Football fan or not, it’s possible that you were one of the roughly 120 million viewers who tuned in to the Super Bowl to see a dynasty get tested and their opponent play nearly a perfect 60 minutes of football. But mixed in with the commercials, the big game, and plenty of Kevin Burkhardt praising Rupert Murdoch (the human equivalent of black mold), many were not expecting to be treated to what might be the most culturally significant and important Super Bowl Halftime Show of all time.
Kendrick Lamar was announced as the Super Bowl performer back near the beginning of the NFL’s 2024 season. Right in the middle of his epic rise from superstar to legend, mostly due to his most recent Drake diss track, “Not Like Us.” His song had taken over airwaves, phone apps, and—inappropriately—even the halls of middle schools and high schools all across the country.
The fact that Roc Nation and Apple chose him to headline, with only limited cameos from other musical artists, shows how significant Lamar was becoming.
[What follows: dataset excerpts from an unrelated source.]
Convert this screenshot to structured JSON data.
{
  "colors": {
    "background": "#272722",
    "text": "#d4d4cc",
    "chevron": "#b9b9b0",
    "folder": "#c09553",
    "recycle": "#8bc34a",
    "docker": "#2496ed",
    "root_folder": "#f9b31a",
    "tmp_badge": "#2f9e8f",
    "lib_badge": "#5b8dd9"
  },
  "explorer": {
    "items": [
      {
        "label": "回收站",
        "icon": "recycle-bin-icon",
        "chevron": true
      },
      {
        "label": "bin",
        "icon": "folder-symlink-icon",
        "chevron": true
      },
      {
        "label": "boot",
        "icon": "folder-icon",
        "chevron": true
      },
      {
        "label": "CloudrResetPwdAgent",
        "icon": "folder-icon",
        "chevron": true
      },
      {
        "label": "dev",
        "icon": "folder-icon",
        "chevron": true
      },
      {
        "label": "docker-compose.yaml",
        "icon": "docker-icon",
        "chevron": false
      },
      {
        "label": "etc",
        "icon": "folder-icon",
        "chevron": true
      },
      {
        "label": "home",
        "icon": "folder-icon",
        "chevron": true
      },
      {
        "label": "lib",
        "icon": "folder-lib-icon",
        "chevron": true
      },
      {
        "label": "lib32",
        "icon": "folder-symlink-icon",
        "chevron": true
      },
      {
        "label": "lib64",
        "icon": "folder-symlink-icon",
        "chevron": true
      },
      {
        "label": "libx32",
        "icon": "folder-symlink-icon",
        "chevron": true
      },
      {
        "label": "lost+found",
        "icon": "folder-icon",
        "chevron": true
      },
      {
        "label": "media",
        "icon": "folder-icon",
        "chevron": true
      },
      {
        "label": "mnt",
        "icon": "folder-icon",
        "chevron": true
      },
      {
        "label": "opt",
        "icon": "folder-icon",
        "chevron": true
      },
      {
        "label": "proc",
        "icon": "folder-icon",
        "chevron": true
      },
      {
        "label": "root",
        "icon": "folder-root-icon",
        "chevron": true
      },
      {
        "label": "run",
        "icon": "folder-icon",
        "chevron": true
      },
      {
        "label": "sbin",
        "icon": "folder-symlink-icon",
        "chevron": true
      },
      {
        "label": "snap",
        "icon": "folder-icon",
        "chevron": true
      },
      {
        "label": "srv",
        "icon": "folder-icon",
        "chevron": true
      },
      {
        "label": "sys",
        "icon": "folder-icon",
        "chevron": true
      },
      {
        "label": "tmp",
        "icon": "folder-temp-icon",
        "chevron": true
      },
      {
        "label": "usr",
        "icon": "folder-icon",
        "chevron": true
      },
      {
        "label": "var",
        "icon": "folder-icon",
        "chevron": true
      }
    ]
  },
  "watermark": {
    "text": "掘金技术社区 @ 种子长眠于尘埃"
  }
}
His epic rise, fueled by his beef with dimming superstar Drake, saw the two verbally attacking each other with finesse across more than nine different musical tracks.
But if you think Lamar’s performance and lyrics during the halftime show were all about Drake, you weren’t paying attention.
From the very first line of “the revolution ’bout to be televised, you picked the right time but the wrong guy” to closing with the message filled, “TV Off,” Lamar and company pulled absolutely no punches.
Samuel L. Jackson came out dressed in a very patriotic red, white, and blue, doubling as both America’s current Uncle Sam and Lamar’s conscience, telling the hip-hop artist he was “too loud, too reckless, too ghetto” and that he needed “to tighten up!”
Jackson’s “ghetto” remark was likely a response to the letter sent by a group of Republican Louisiana lawmakers to the Greater New Orleans Sports Foundation ahead of the big game, demanding Lamar’s halftime show not be “lewd” or “offensive” like they felt some performances of the past had.
During “Humble,” audiences were unexpectedly treated to 60 dancers dressed in red, white, and blue, lined up to look like the American flag. As Lamar stood in the middle, fracturing the flag, he sang about coming from poverty, a place so many in this country continue to be trapped in.
Even Serena Williams’ crip walk was more significant than its surface appearance. Yes, she had dated Drake, and yes she was symbolically dancing across his career’s grave, but Williams has also been one of the most dominant presences in a predominantly white sport where she had previously been criticized for dancing in a similar fashion in celebration of her gold medal at the London Olympics in 2012. Critics at the time stated her dance was inappropriate and even a glorification of gang violence.
His nearly 12-minute set set the internet on fire well before he was done and saw Donald Trump leave about halfway through it. Although Trump’s departure was likely pre-planned so he could get back to burning the constitution in Washington, DC, with him probably not even picking up on a hint of what Lamar was putting down, his cronies were much more aware of what was happening.
Right-wing influencers and politicians were all over the internet making not-racist racist remarks about the performance. Rep. Lauren Boebert asked if she was “the only one needing subtitles for this!!” Former Rep. George Santos called the show “absolute TRASH.” Eric Daughtery, Madison Cawthorne, and any other wealthy white MAGA influencer born from a trust fund had something negative to say. And to no surprise, Matt Gaetz seemed unimpressed as well, possibly when he found out Lamar was speaking against grown men hitting on “a minor.”
The 12 minutes meant something and, more importantly, stated something. Lamar, like many other Americans, was getting back up off the mat and was showing he was ready to start speaking up again. For Hims might have ignorantly used Childish Gambino’s “This Is America” in an ad about how much they overcharge for weight loss support, but Lamar was making sure you looked right past that and saw what America really is.
But even if you were only there for “Not Like Us” and were excitedly gleaming “A Minor” simultaneously with a hundred million others, it’s important to understand why that song has become what it has become. Kendrick Lamar’s “Not Like Us” didn’t win best song and album of the year at the Grammys because it was a cleverly written diss track; it took home some of music’s most prestigious awards because it has become an anthem and a war cry during a very tumultuous time.
Yes, almost all the lyrics of the track are specific to Drake, as intended by Lamar, but the words “they not like us” is a reminder that those who support the racism, sexism, and homophobia of the far-right, or even those who tolerate it because of a specific promise or agenda they support, well, they are not like us.